Ask the Rov: I am planning a Chanuka celebration for my family but can’t settle on which night. Is there a particular night one should choose to hold their Chanuka celebration, and are there any halachos of a Chanuka seuda?
By Rabbi Chaim Hillel Raskin, Rov of Anash in Petach Tikvah.
While on Purim there is a mitzva to have a festive meal commemorating the miracle, on Chanuka the obligation is to express our thanks to Hashem by reciting hallel and v’al hanisim, not with a meal. The reason for the difference is that by Purim the decree was on our physical existence, thus we celebrate with a physical feast, but by Chanuka the decree was aimed against our spiritual wellbeing, thus we celebrate in a more spiritual way.

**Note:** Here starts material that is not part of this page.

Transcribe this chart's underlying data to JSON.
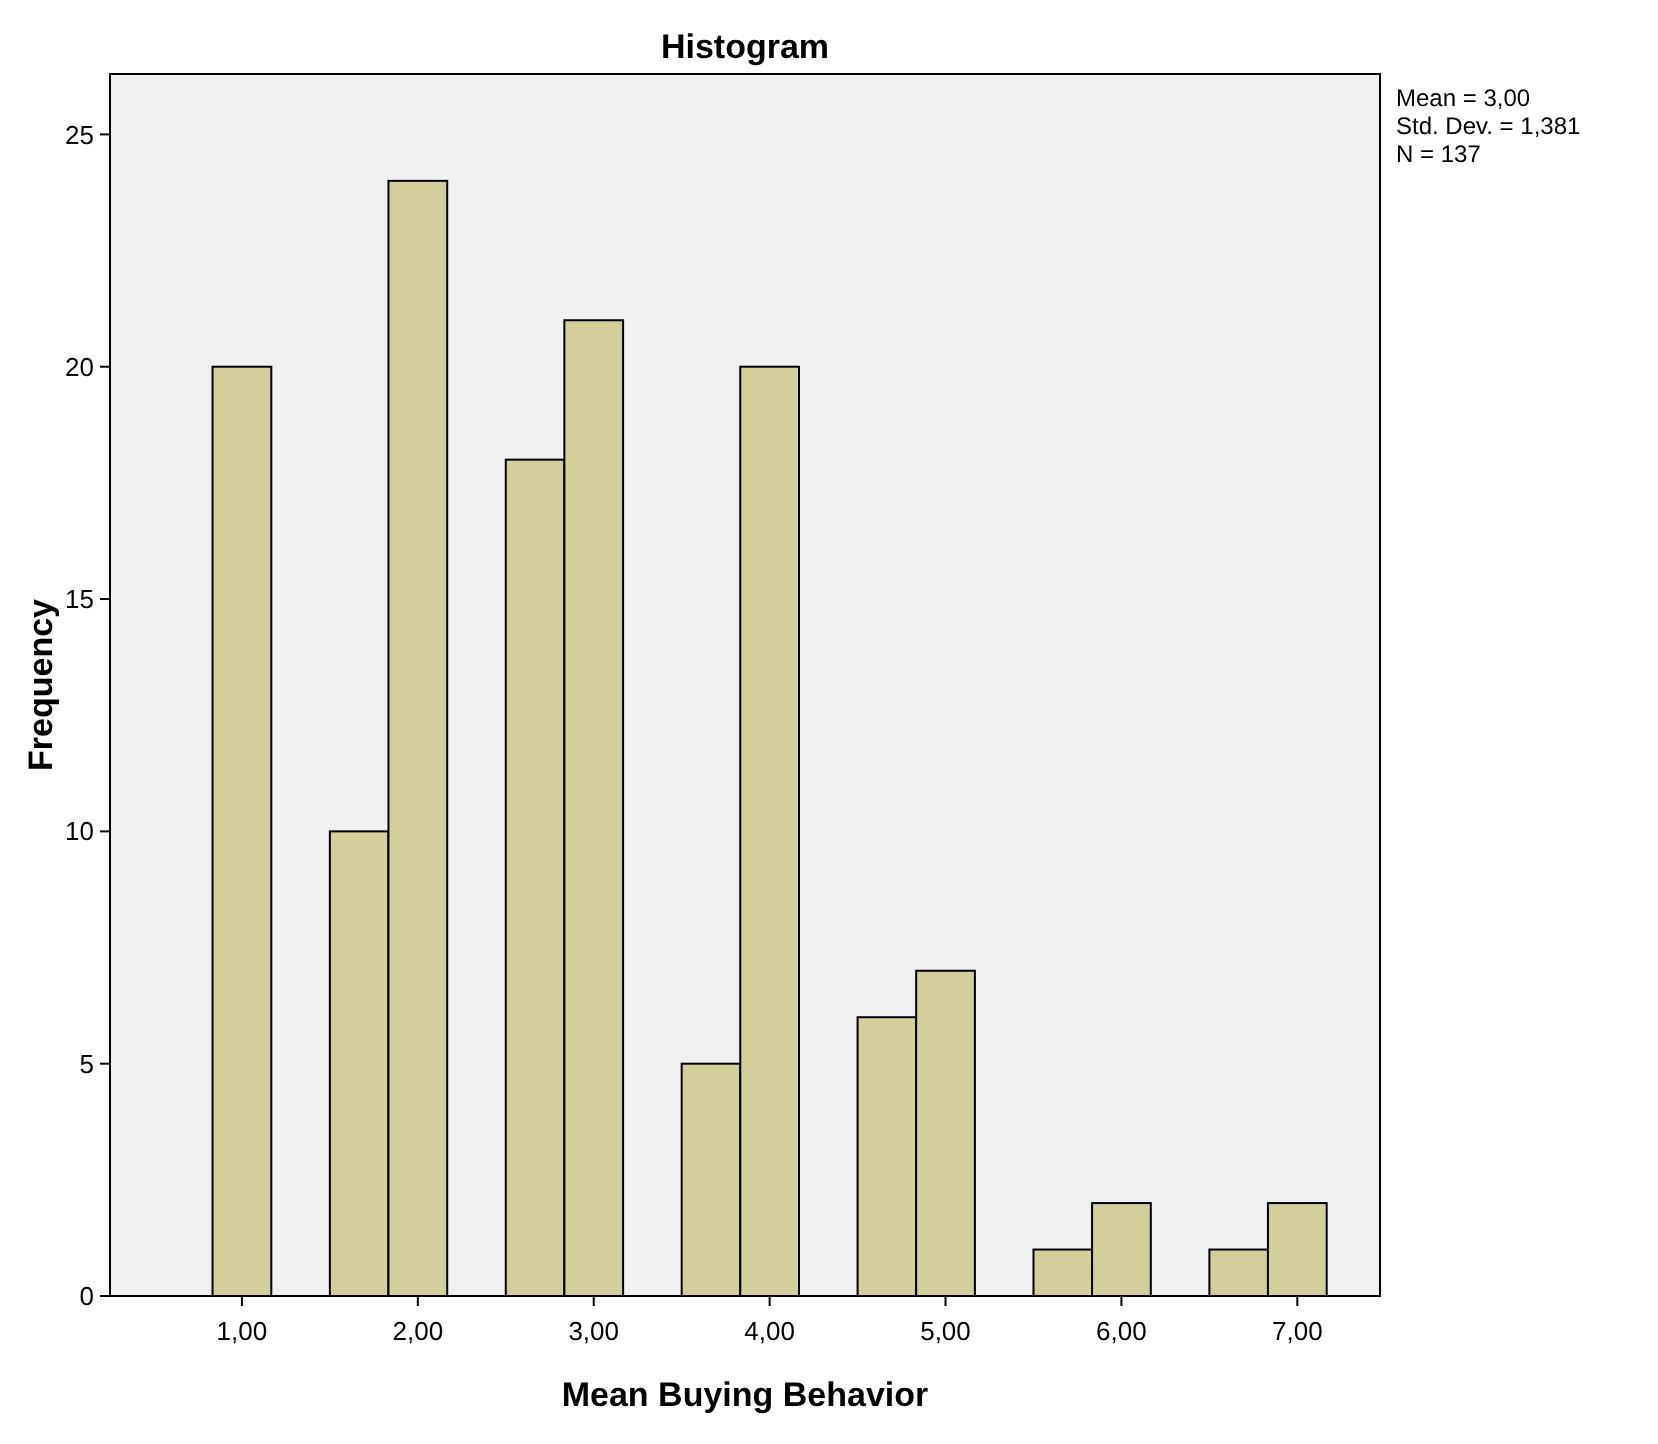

Although Shulchan deems festive Chanuka feasts “optional,” the Rama records the custom to hold seudos since they commemorate the rededication of the mizbeiach and are therefore somewhat of a mitzva. By singing songs of praise to Hashem—or discussing Torah thoughts—at the meal, it is certainly a seudas mitzva. Poskim emphasize that the festivity should be centered around Torah and not a vain party or card game.

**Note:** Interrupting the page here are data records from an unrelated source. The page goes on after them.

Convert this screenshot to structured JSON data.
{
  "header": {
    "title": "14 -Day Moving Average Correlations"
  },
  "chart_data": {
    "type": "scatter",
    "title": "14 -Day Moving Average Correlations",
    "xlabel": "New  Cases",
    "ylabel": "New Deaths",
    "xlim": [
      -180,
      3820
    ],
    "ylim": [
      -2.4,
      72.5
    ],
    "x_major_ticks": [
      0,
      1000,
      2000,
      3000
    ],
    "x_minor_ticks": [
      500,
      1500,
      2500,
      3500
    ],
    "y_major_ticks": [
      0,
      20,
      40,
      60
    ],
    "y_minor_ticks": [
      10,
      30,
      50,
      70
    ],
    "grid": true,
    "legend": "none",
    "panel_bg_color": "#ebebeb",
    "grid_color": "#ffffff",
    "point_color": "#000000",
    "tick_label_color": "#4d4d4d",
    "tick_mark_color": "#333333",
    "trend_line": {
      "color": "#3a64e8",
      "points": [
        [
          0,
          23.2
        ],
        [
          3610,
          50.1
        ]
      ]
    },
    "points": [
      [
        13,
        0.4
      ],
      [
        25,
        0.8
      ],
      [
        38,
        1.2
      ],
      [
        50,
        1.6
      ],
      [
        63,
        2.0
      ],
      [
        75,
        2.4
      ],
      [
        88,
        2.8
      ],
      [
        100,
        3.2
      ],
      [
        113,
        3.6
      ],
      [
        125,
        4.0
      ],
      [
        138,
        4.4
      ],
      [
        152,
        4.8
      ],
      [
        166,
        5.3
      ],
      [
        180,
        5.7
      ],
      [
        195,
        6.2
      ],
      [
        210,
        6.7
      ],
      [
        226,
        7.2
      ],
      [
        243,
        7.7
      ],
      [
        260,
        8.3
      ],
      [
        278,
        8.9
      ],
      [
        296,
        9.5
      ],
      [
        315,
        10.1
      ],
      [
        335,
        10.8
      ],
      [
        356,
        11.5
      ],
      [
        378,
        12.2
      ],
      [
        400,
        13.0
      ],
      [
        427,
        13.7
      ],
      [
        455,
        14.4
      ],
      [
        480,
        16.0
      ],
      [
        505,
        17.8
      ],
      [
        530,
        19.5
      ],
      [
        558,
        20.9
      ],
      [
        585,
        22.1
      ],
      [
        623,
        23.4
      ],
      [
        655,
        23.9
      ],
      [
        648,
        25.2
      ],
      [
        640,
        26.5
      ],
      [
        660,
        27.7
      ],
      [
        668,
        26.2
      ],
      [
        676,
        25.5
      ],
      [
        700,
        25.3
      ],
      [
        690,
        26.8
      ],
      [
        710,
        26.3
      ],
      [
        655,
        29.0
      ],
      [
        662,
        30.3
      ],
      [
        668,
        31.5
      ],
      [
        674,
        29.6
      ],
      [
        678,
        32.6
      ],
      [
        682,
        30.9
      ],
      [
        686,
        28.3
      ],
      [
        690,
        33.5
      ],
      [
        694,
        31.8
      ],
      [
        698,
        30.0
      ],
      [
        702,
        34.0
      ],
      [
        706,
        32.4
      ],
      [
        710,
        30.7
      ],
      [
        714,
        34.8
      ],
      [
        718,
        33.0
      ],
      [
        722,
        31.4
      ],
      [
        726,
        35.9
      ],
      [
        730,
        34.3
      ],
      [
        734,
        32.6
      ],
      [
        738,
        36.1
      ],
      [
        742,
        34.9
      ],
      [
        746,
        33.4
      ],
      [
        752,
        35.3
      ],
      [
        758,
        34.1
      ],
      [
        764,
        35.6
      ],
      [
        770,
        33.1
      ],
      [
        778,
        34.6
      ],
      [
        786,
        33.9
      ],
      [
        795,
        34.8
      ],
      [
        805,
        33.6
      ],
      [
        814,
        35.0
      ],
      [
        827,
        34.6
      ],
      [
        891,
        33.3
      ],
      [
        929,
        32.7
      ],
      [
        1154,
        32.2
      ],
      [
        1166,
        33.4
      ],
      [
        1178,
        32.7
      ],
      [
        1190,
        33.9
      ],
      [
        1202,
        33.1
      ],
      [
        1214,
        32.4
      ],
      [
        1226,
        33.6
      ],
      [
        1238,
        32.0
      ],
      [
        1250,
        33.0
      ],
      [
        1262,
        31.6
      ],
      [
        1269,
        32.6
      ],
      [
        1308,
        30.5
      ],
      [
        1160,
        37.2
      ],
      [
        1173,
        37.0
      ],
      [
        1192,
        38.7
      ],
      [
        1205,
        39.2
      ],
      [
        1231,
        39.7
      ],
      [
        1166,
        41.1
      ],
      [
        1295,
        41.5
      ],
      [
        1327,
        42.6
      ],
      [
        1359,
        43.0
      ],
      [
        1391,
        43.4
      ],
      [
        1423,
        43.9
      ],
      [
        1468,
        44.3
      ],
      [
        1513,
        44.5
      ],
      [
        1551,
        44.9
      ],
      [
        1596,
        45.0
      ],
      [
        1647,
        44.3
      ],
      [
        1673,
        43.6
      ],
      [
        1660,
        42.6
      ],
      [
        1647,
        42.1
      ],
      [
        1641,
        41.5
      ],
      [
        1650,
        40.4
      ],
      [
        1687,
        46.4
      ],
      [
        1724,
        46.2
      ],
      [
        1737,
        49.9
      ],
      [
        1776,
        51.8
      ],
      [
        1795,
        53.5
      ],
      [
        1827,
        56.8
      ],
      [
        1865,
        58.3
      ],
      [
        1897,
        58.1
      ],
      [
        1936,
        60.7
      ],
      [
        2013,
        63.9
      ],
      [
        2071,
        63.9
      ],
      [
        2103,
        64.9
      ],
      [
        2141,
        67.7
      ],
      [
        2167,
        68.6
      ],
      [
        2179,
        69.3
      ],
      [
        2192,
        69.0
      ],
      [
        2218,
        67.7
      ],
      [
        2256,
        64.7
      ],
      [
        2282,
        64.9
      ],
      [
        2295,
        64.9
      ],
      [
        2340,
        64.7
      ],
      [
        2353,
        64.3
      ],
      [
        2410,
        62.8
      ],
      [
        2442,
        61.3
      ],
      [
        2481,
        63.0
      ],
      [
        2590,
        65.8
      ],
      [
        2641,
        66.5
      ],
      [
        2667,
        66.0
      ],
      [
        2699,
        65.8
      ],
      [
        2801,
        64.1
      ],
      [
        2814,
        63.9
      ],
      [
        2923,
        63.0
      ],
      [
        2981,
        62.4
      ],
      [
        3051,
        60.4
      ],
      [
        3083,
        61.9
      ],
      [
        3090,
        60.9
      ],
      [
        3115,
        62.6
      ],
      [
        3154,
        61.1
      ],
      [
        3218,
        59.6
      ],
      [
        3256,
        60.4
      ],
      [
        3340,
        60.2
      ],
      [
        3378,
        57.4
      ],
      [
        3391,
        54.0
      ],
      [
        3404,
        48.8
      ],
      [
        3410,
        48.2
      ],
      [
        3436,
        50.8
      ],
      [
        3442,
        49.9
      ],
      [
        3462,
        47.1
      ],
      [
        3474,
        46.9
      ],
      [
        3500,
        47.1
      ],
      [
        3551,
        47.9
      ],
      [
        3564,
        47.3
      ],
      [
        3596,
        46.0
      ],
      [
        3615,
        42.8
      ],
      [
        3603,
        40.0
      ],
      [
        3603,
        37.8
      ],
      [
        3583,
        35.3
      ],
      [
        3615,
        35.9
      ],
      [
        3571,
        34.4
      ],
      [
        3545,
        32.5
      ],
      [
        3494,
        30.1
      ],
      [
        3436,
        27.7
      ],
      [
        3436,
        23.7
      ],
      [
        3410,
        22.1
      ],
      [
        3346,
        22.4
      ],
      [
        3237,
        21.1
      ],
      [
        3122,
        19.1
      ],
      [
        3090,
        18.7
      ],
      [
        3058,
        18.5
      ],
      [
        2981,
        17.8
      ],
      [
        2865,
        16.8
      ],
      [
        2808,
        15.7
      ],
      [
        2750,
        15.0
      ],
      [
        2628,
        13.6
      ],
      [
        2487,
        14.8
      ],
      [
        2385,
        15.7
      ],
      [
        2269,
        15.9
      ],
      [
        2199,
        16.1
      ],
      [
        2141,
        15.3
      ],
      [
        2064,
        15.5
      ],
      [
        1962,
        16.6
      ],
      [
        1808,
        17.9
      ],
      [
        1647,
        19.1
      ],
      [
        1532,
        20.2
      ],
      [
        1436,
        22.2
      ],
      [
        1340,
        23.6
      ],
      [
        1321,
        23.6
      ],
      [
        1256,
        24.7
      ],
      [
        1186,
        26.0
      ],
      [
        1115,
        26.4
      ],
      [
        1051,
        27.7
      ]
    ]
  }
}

The Rambam’s view, however, is that the days of Chanuka are “yemei simcha,” and the festive meals held during Chanuka are full-fledged seudos mitzva. The Rebbe said that just as by neiros Chanuka we perform the mitzva in the best way—“mehadrin min hamhadrin”—we should also be mehader to fulfill the Rambam’s opinion regarding feasts. Furthermore, being voluntary they express a greater level of joy, (like the joy of hakafos which is a custom). They also demonstrate how we can infuse holiness into a mundane thing like a meal.

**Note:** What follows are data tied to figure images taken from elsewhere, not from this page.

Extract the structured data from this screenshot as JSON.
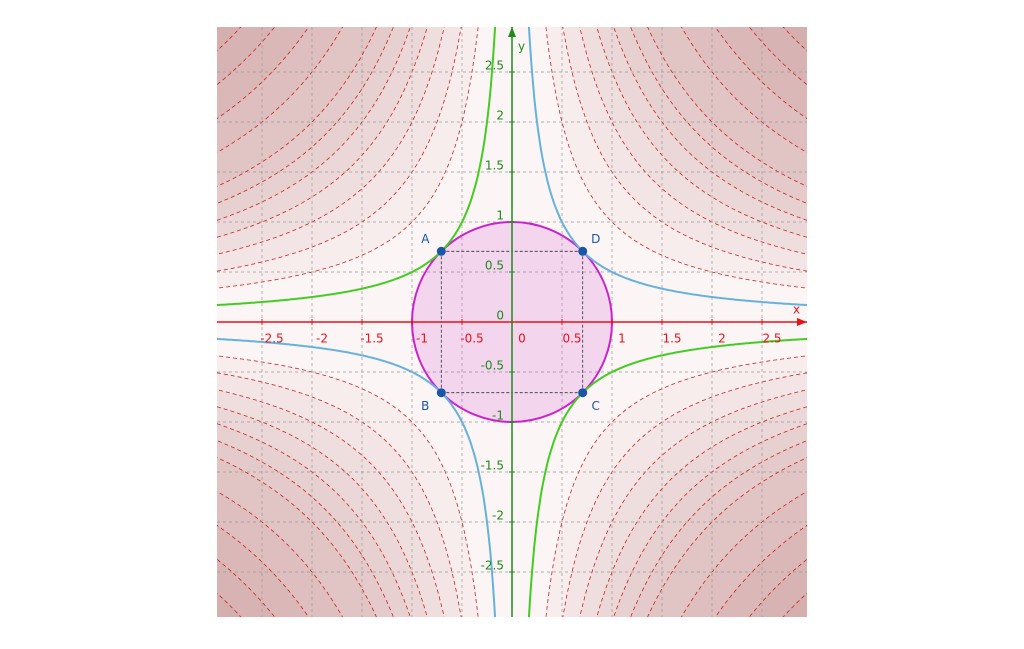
{
  "axes": {
    "x_label": "x",
    "y_label": "y",
    "xlim": [
      -2.95,
      2.95
    ],
    "ylim": [
      -2.95,
      2.95
    ],
    "xticks": [
      -2.5,
      -2,
      -1.5,
      -1,
      -0.5,
      0,
      0.5,
      1,
      1.5,
      2,
      2.5
    ],
    "yticks": [
      -2.5,
      -2,
      -1.5,
      -1,
      -0.5,
      0,
      0.5,
      1,
      1.5,
      2,
      2.5
    ],
    "x_color": "#e8111a",
    "y_color": "#1f8a1f",
    "grid": true
  },
  "contour_levels": [
    1,
    1.5,
    2,
    2.5,
    3,
    3.5,
    4,
    5,
    6,
    7,
    8
  ],
  "contour_color": "#cc2020",
  "circle": {
    "radius": 1,
    "color": "#cc22cc"
  },
  "curves": [
    {
      "k": 0.5,
      "color": "#66b2dd"
    },
    {
      "k": -0.5,
      "color": "#44cc22"
    }
  ],
  "points": [
    {
      "label": "A",
      "x": -0.707,
      "y": 0.707
    },
    {
      "label": "B",
      "x": -0.707,
      "y": -0.707
    },
    {
      "label": "C",
      "x": 0.707,
      "y": -0.707
    },
    {
      "label": "D",
      "x": 0.707,
      "y": 0.707
    }
  ],
  "point_color": "#1a56a8"
}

Which night should one choose to hold a Chanuka celebration?
Some poskim write that it is praiseworthy to hold these seudos every day of Chanuka. Some write that it is especially auspicious to make one on Rosh Chodesh Teves, and others prefer the last day, Zos Chanuka.
It is customary to eat milchig foods at a Chanuka feast in commemoration of the miracle of Yehudis who fed dairy to the Greek general and slew him. Additionally, the overturning of the Greeks’ scheme to make the Jews forget the Torah is comparable to Matan Torah which we also commemorate with dairy foods.
Since the meal is not obligatory, one doesn’t repeat bentching if they forget v’al hanisim. Yet, it should be added as a “harachaman” at the end as indicated in the siddur.